Farm-Scape, Episode 1345

The Canadian Pork Council is expressing hope that the draft agriculture text discussed by World Trade Organization member nations in Cancún will eventually move forward.

The Cancún Ministerial Conference ended Sunday when conference Chair Luis Ernesto Derbez concluded there wasn't enough agreement to move forward and called off negotiations.

Canadian Pork Council Executive Director Martin Rice says the draft text contains some very important potential developments for the Canadian pork industry.

"The text that was being considered at the Cancún meetings had some interesting aspects for the pork industry.

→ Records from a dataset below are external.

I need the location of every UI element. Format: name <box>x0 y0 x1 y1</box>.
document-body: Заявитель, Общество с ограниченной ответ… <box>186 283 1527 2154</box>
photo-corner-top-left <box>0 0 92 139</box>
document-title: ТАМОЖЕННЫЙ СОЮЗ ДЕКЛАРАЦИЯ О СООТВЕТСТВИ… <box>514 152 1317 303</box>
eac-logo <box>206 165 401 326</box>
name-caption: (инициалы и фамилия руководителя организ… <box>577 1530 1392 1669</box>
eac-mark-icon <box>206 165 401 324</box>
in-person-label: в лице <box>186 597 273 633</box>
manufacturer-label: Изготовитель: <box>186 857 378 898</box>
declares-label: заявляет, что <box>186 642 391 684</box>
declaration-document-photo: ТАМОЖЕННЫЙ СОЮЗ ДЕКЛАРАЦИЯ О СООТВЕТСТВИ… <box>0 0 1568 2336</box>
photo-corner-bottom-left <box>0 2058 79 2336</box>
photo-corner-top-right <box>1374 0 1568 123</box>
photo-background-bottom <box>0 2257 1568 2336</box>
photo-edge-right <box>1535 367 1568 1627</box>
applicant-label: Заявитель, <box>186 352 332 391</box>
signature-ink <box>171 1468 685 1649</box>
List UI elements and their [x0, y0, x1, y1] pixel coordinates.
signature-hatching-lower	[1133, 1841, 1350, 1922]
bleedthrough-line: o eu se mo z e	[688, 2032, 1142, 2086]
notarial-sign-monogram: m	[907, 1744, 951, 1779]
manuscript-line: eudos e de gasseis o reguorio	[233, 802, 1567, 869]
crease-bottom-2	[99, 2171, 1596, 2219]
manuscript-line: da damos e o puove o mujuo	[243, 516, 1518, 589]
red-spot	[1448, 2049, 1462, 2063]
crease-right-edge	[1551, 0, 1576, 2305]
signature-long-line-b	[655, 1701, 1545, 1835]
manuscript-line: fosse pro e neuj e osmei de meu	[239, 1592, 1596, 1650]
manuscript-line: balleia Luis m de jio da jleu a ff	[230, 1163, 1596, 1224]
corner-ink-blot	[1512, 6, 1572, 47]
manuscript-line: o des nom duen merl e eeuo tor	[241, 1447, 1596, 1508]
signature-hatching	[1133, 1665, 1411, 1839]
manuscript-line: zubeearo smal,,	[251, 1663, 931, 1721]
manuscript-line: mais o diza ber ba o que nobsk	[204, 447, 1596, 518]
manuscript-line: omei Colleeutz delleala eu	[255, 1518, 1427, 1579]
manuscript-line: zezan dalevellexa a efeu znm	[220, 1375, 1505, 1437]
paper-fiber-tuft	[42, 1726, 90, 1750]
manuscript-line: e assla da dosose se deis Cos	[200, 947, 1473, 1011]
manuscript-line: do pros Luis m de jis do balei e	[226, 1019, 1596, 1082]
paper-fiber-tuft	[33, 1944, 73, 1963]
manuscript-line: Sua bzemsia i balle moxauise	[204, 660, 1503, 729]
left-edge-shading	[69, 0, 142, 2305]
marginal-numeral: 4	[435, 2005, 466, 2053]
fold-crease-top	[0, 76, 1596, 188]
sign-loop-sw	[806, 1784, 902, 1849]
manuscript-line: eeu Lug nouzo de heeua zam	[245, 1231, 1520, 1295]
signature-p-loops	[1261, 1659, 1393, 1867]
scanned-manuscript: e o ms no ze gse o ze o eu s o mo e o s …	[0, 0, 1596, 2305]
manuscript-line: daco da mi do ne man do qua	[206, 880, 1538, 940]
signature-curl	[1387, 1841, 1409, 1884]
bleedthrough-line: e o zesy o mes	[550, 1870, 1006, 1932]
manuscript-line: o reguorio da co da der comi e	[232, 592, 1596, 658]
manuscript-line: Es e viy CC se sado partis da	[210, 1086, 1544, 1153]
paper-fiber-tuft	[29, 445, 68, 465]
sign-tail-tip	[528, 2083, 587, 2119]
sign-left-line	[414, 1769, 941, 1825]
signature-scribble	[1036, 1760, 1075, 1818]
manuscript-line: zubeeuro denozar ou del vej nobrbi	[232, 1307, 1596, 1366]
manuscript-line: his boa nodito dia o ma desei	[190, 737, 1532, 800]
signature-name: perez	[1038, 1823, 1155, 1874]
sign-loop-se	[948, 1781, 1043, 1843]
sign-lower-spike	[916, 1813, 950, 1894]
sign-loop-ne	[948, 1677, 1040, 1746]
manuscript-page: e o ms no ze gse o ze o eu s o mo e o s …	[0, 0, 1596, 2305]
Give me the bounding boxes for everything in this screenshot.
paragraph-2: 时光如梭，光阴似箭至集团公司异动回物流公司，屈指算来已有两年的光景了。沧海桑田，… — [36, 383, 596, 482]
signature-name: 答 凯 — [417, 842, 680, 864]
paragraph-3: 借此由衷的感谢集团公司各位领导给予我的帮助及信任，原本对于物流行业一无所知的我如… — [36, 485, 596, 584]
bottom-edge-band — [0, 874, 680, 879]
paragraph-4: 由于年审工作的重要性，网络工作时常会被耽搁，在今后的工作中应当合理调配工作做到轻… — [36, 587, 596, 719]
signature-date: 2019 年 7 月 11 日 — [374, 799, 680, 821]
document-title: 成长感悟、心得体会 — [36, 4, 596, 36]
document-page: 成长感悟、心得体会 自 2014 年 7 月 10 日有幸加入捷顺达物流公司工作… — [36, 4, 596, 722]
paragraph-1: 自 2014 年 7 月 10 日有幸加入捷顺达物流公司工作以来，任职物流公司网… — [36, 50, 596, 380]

For the first time it explicitly talked about lowering within quota tariffs and that's a major impediment for us to use tariff rate quotas in the European Union, for example.

It also looked at opportunities to adjust those TRQ's to look at reforming how they are determined.

In the EU's case they calculated things in a way that caused their tariff rate quota to be quite small relative to consumption compared to the original intent so they're looking at serious opportunities to have that redressed.

Another interesting area is what they call tariff escalation where they would reduce the tariffs, which are generally higher, on processed products verses primary products and we are looking at opportunities everywhere to increase our processed pork exports.

Those are the ones that generally have a higher value added and more opportunity for product differentiation and so on so that's another interesting aspect".

Rice says the breakdown of talks is disappointing but the impression he gets from most countries is that the process does need to continue.

He believes the discussions will be a little more complex, will take more time and won't be done in as spectacular a manner as had been envisioned.

For Farmscape.Ca, I'm Bruce Cochrane.